Sanità in Puglia, ipotesi aumento Irpef: la Cgil minaccia la mobilitazione

Bucci boccia l’ipotesi di aumento per coprire il disavanzo sanitario: “A pagare sarebbero soprattutto redditi bassi e medi”.
La sanità Puglia resta al centro del confronto tra Regione e sindacati dopo le ipotesi di aumento dell’Irpef regionale per coprire il disavanzo del bilancio sanitario. La Cgil Puglia si dice contraria alla misura e chiede di valutare soluzioni diverse, considerate più eque.
La posizione arriva dalla segretaria generale regionale, Gigia Bucci, in attesa che la Regione riconvochi le organizzazioni sindacali. Secondo la Cgil, le stime circolate sugli aumenti dell’aliquota confermerebbero il rischio di un aggravio fiscale destinato a pesare soprattutto su lavoratori, pensionati e ceti medi.
Sanità in Puglia, la critica della Cgil sull’Irpef
Per Bucci, il fatto che l’aliquota possa essere più alta per i redditi oltre i 50mila euro non basterebbe a rendere sostenibile l’intervento. In Puglia, spiega la sindacalista, i contribuenti sopra quella soglia sarebbero una quota ridotta del totale.
Di conseguenza, gran parte del peso finirebbe sui redditi inferiori, in una regione dove il reddito medio viene indicato attorno ai 20mila euro.
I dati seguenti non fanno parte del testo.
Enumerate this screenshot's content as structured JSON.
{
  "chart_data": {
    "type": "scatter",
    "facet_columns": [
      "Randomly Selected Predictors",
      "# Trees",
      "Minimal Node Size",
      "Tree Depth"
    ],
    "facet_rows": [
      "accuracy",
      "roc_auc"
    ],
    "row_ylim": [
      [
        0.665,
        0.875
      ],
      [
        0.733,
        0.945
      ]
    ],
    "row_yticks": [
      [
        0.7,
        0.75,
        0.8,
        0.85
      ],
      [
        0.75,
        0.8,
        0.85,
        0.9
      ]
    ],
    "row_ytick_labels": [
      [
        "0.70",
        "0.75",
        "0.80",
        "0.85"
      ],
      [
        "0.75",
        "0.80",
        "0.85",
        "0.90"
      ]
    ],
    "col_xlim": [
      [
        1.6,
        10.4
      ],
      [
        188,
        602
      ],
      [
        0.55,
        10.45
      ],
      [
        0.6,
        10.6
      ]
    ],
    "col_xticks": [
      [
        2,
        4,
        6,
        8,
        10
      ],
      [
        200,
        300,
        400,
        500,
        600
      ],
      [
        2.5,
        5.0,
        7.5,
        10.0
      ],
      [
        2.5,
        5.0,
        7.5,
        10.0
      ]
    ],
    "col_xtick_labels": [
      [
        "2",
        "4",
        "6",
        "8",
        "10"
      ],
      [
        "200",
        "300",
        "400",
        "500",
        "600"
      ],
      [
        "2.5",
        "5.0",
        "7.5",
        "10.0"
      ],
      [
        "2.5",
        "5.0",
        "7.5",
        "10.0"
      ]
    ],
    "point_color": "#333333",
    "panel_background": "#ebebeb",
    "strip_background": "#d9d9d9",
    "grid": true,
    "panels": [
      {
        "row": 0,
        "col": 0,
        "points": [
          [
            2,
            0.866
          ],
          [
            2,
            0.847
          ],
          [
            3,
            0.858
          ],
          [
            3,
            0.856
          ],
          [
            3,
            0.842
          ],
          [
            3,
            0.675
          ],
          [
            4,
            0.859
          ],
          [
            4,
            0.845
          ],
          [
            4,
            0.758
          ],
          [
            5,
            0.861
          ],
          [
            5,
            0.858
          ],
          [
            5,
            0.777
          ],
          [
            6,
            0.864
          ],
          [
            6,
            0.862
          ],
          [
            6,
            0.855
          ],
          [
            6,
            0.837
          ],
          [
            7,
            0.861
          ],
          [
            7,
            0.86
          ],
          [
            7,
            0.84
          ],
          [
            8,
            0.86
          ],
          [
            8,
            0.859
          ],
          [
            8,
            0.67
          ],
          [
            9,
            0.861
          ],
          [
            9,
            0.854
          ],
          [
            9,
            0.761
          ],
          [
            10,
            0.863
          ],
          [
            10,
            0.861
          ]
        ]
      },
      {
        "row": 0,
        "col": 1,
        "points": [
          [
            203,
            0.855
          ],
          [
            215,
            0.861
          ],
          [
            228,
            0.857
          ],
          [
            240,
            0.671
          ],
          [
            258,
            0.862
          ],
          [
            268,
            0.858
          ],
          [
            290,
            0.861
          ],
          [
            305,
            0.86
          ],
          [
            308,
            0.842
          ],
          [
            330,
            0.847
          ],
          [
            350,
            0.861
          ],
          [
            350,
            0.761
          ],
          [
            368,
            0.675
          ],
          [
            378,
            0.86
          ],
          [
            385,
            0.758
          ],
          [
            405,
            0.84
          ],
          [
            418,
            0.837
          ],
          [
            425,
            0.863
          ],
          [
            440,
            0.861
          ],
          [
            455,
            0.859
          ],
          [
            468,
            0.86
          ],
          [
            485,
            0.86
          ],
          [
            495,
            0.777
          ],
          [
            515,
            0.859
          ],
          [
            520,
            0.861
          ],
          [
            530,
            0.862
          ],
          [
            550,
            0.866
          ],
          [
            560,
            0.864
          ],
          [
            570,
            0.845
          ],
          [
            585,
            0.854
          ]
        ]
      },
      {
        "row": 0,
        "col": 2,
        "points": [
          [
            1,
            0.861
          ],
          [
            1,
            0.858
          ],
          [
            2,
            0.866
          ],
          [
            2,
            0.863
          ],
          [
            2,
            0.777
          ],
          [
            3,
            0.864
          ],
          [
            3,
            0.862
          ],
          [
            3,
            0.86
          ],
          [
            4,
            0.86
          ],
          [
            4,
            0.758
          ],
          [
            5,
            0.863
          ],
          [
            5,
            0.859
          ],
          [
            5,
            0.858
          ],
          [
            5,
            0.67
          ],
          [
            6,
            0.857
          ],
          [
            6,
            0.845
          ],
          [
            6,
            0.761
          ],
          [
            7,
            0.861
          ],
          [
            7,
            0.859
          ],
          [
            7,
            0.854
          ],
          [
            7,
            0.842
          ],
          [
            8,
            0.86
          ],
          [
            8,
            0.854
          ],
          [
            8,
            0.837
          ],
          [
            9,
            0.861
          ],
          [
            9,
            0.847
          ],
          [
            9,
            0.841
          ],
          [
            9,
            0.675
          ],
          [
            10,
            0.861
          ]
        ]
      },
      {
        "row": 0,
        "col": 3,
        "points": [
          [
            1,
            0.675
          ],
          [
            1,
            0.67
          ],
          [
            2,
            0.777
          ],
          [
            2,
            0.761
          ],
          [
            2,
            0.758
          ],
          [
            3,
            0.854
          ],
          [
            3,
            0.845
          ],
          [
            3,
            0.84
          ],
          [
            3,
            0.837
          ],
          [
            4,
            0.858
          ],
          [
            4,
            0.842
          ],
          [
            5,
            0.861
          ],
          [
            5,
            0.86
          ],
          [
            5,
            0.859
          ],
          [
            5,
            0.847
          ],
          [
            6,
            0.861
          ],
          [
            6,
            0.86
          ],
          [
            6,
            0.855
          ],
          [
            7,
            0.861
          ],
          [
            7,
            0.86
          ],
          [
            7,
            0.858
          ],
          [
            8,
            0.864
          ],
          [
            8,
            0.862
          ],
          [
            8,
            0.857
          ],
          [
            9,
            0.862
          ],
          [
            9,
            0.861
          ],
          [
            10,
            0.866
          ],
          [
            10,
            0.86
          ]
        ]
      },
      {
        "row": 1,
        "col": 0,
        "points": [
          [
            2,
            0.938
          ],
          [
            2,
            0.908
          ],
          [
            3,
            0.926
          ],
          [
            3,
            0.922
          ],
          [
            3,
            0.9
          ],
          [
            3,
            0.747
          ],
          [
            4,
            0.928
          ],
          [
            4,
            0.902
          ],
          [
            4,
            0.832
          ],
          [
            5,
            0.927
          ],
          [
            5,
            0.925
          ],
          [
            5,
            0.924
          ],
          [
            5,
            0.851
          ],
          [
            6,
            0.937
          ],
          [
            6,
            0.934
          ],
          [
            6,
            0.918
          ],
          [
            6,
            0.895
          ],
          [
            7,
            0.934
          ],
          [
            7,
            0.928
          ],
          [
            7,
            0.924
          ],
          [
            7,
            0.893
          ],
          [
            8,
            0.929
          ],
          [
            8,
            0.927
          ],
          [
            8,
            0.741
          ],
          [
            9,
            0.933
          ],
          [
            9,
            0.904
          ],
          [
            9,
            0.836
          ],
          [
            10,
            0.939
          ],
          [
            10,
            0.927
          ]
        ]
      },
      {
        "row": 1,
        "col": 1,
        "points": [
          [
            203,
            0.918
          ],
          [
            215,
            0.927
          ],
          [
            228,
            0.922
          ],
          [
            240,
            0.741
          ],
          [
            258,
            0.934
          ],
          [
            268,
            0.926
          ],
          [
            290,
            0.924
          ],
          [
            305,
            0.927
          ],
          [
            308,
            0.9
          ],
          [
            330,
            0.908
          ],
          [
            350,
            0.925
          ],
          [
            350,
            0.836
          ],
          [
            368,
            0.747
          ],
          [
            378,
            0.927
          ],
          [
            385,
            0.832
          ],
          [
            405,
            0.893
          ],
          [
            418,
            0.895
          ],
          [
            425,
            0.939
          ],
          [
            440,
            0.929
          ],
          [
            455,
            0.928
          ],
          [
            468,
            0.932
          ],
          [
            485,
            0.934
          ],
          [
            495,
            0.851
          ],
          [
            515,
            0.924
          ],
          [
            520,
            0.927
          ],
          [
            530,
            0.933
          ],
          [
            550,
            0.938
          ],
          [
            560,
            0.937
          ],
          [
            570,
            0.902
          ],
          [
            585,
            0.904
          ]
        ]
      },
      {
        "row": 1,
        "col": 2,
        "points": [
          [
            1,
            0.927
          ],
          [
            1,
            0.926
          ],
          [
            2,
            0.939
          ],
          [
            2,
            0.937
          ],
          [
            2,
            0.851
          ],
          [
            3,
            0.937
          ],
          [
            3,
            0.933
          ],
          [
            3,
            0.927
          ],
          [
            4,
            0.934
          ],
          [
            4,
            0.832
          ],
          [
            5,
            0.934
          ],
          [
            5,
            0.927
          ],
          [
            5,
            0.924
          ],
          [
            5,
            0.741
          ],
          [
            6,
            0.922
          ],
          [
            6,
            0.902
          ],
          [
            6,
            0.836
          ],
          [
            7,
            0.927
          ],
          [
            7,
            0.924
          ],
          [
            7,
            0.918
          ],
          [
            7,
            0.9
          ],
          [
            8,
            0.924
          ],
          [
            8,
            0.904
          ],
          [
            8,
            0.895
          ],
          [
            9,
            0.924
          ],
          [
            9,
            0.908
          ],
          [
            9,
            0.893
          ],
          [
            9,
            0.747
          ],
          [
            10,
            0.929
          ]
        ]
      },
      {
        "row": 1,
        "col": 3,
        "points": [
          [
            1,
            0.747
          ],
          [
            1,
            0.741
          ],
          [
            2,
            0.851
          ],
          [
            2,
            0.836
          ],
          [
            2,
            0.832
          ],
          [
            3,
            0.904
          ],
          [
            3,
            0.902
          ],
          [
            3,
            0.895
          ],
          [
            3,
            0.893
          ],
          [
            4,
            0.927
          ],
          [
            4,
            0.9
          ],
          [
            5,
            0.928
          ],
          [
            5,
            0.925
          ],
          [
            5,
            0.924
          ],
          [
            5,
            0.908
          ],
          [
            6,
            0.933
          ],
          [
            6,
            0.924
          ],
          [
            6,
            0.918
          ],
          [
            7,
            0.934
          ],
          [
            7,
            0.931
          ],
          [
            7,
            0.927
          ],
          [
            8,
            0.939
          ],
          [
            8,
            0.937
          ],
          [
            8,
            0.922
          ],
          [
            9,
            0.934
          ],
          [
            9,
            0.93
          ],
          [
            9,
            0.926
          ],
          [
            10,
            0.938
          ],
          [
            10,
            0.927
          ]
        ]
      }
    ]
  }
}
La Cgil ritiene che un aumento annuale dell’imposta avrebbe un impatto più pesante sulle famiglie con entrate contenute, già alle prese con salari bassi, pensioni limitate e costi in crescita per beni essenziali ed energia.
Per questo il sindacato si dice pronto alla mobilitazione se non saranno individuate misure considerate più equilibrate.
Le alternative indicate dal sindacato
Tra le strade da valutare, Bucci indica anche un intervento sulle aliquote Irap, richiamando l’esperienza di altre Regioni che hanno adottato maggiorazioni in presenza di deficit sanitario. La Cgil cita inoltre la possibilità di considerare l’aumento dell’imposta per banche e assicurazioni, che potrebbe garantire maggiori entrate.
Il sindacato lega la questione fiscale anche alla qualità dei servizi. Secondo Bucci, sarebbe difficile chiedere un ulteriore contributo ai cittadini mentre restano criticità su sanità territoriale, liste d’attesa e assistenza socio-sanitaria.
La vertenza si inserisce in un quadro più ampio. Dal 15 maggio la Cgil, insieme a diverse associazioni, avvierà una raccolta firme per due proposte di legge di iniziativa popolare. Una riguarda il finanziamento del Fondo sanitario nazionale, che il sindacato vorrebbe legare a una quota stabile del Pil.
A questa iniziativa sarà affiancata la mobilitazione contro eventuali provvedimenti regionali ritenuti penalizzanti per lavoratori, pensionati e famiglie.